Apple slams Spotify's claim that it abuses its power with App Store

Apple says Spotify wants benefits of a free app without being free

In a blog Daniel Ek, co-founder of the music-streaming service, said it had made a decision to file its anti-trust complaint because Apple had changed App store policies to "purposely limit choice and stifle innovation".

In response, Apple addressed each complaint point by point, while criticizing Spotify's treatment of musicians and artists.

In the letter, Apple accused Spotify of being stingy, saying they want to enjoy the benefits the App Store ecosystem provides without paying into it. This is evident in Apple's belief that Spotify's users on iOS are Apple customers and not Spotify customers, which goes to the very heart of the issue with Apple. In recent years, Apple has introduced rules to the App Store that purposely limit choice and stifle innovation at the expense of the user experience-essentially acting as both a player and referee to deliberately disadvantage other app developers. We've approved and distributed almost 200 app updates on Spotify's behalf, resulting in over 300 million downloaded copies of the Spotify app. It notes that it doesn't charge apps that make their money exclusively through advertising, and that it doesn't subject apps that sell physical goods like ride-hailing and food delivery to the 70/30 revenue split.

Spotify claims we're blocking their access to products and updates to their app. Apple described Spotify's claims as "surprising", pointing out that the Swedish company has an Apple Watch app that's ranked as the top app in the wearable App Store's Music section.

Apple adds that it reached out to Spotify multiple times over Siri and AirPlay 2 support and every time they were informed that it was being worked upon.

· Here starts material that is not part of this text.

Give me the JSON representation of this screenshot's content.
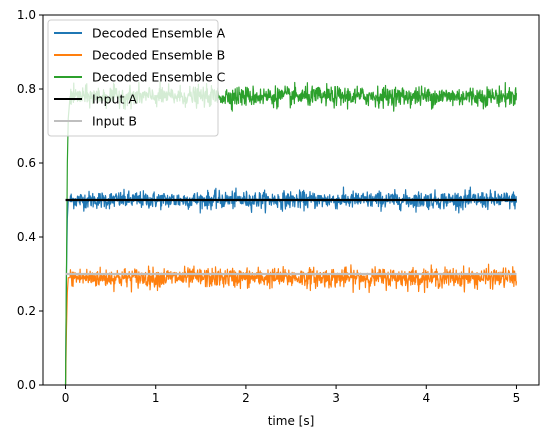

ANYBODYTHOUGHT APPLE would take Spotify's anticompetitive complaint lying down clearly doesn't know Apple. This isn't just wrong, it represents a real, meaningful and damaging step backwards for the music industry, Apple said.

While Apple charges 30 percent digital revenue in the first year, it's 15 percent after that, it said, noting that Spotify has a double-standard about revenue-sharing. And we built a secure payment system - no small undertaking - which allows users to have faith in in-app transactions.

Apple Music accepted the new CRB rates, while Spotify, Amazon, Pandora and Google appealed against them.

The fruity cargo cult said Spotify "seeks to keep all the benefits of the App Store ecosystem without making any contributions to that marketplace". The company also points out that Spotify's Watch app is now the number one app in the Watch Music category. Secondly, Apple says that most people use the free version, so they see nothing and a whole bunch of users get it paid for via mobile carrier partners. "They're leveraging their scale to avoid contributing to maintaining that ecosystem for the next generation of app entrepreneurs", Apple writes. 'We think that's wrong'.

"Underneath the rhetoric, Spotify's aim is to make more money off others" work.

In the past, I've argued that the benefits of Apple's approach to the App Store outweigh the downsides. It points out that the 30% figure only applies to the first year, after which it halves.